Rove earned his official George W. Bush nickname “Turd Blossom” by turning Bush’s disasters into victories.
After 9/11, Rove used the trauma of the worst terrorist attack on the U.S. homeland ever to sell another tax break for the rich. When that worked, he used the selling of the Iraq War to help Republicans win seats in the House and the Senate.
After George W. Bush presided over the worst financial disaster in a half-century, Rove helped Republicans use the economic misery that had been created to attack President Obama for not fixing the economy fast enough, putting more Republicans in elected office in 2010 than at any time since the New Deal.

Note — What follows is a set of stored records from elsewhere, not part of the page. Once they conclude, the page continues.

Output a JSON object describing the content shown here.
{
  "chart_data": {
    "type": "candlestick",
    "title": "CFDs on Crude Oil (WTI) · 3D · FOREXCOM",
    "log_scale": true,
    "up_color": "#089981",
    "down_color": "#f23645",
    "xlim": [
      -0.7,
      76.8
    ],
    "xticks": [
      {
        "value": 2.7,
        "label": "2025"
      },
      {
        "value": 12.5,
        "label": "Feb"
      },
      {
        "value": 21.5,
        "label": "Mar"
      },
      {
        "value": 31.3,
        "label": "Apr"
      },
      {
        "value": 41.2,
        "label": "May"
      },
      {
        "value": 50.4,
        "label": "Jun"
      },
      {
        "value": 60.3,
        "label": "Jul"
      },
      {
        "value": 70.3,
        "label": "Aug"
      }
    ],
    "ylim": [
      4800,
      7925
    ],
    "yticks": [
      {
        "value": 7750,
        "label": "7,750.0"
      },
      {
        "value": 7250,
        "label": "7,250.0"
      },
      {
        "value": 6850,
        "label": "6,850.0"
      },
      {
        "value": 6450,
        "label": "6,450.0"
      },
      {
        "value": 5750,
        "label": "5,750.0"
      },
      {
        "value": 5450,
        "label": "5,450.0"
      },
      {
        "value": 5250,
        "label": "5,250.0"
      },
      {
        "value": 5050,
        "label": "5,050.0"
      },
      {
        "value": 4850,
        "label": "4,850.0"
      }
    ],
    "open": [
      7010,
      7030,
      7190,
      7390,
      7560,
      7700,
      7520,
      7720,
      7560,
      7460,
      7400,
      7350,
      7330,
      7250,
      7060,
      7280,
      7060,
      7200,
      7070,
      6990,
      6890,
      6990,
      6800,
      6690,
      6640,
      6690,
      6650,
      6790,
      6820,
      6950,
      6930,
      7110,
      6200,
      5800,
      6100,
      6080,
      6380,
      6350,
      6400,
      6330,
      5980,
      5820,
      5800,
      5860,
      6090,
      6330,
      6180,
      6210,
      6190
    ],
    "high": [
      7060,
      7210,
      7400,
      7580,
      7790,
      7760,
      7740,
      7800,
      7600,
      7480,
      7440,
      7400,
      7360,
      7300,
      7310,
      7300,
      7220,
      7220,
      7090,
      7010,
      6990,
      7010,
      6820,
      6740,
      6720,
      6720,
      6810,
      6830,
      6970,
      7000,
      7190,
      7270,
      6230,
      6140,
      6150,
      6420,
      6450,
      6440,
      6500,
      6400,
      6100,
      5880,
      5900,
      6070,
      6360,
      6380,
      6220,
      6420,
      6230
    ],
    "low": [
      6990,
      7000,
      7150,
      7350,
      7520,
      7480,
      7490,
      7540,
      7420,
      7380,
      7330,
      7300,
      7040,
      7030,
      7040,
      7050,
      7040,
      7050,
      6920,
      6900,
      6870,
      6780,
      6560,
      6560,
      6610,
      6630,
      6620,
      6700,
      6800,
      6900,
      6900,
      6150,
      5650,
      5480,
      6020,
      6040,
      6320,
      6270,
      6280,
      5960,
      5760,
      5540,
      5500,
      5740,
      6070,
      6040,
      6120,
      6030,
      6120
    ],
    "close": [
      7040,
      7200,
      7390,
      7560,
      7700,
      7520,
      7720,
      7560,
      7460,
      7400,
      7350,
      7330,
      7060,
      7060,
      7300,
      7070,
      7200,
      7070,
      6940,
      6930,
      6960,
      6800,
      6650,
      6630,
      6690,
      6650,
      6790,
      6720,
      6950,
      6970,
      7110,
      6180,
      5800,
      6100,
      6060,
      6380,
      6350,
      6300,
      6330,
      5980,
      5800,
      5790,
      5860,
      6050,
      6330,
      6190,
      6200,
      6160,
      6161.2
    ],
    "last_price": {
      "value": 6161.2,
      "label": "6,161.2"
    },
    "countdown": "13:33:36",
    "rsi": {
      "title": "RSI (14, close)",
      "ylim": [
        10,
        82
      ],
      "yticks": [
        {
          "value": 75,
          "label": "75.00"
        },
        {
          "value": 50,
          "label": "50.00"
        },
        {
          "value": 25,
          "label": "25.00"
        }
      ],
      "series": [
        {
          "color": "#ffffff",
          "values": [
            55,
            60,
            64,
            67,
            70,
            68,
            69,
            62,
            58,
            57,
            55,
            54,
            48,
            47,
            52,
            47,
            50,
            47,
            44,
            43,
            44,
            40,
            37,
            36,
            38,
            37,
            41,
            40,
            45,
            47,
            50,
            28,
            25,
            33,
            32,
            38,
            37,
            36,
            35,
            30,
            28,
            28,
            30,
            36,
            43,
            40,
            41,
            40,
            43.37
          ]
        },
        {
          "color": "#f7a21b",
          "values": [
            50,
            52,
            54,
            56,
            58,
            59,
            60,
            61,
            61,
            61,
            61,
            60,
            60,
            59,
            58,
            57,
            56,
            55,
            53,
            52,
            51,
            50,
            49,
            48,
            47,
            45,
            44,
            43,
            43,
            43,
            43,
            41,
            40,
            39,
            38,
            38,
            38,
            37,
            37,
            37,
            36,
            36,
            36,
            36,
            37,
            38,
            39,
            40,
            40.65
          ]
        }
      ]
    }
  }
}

A decade after the Iraq War began, even our allies distrust American power. The United Kingdom is afraid of any association with the “lapdog” role some accused former prime minister Tony Blair of playing when he joined Bush and Cheney on their Iraq adventure. And most Americans are sure that any military campaign in the Middle East must have some dark agenda and a flood of unforeseen consequences that make it not worth considering.
This is all comes to us thanks to George W. Bush.
Since Republicans suddenly care about polls, The Washington Post‘s Greg Sargent points out that they show America doesn’t miss George W. Bush. A majority of Americans see the Iraq war as a mistake. And 69 percent blame President Bush for our economic problems either moderately or a “great deal,” far more than President Obama. The younger Bush is our least popular living president, with a favorable rating 20 percent below Jimmy Carter, according to the most recent polls.
This is why America scoffed when Mitt Romney surrounded himself with former Bush/Cheney advisors. This is why Karl Rove being for the intervention in Syria is one of the reasons that liberals are so eager to oppose it.
“Time should not soften what President George W. Bush, and his apologists, did in an eight-year war costing the United States more than a trillion dollars, 4,400 American soldiers dead and the displacement of two million Iraqis,” Timothy Egan wrote in The New York Times.
Syria has proven that time hasn’t softened any of the skepticism Bush created.
It should also remind us of the person who missed George W. Bush most: Osama bin Laden.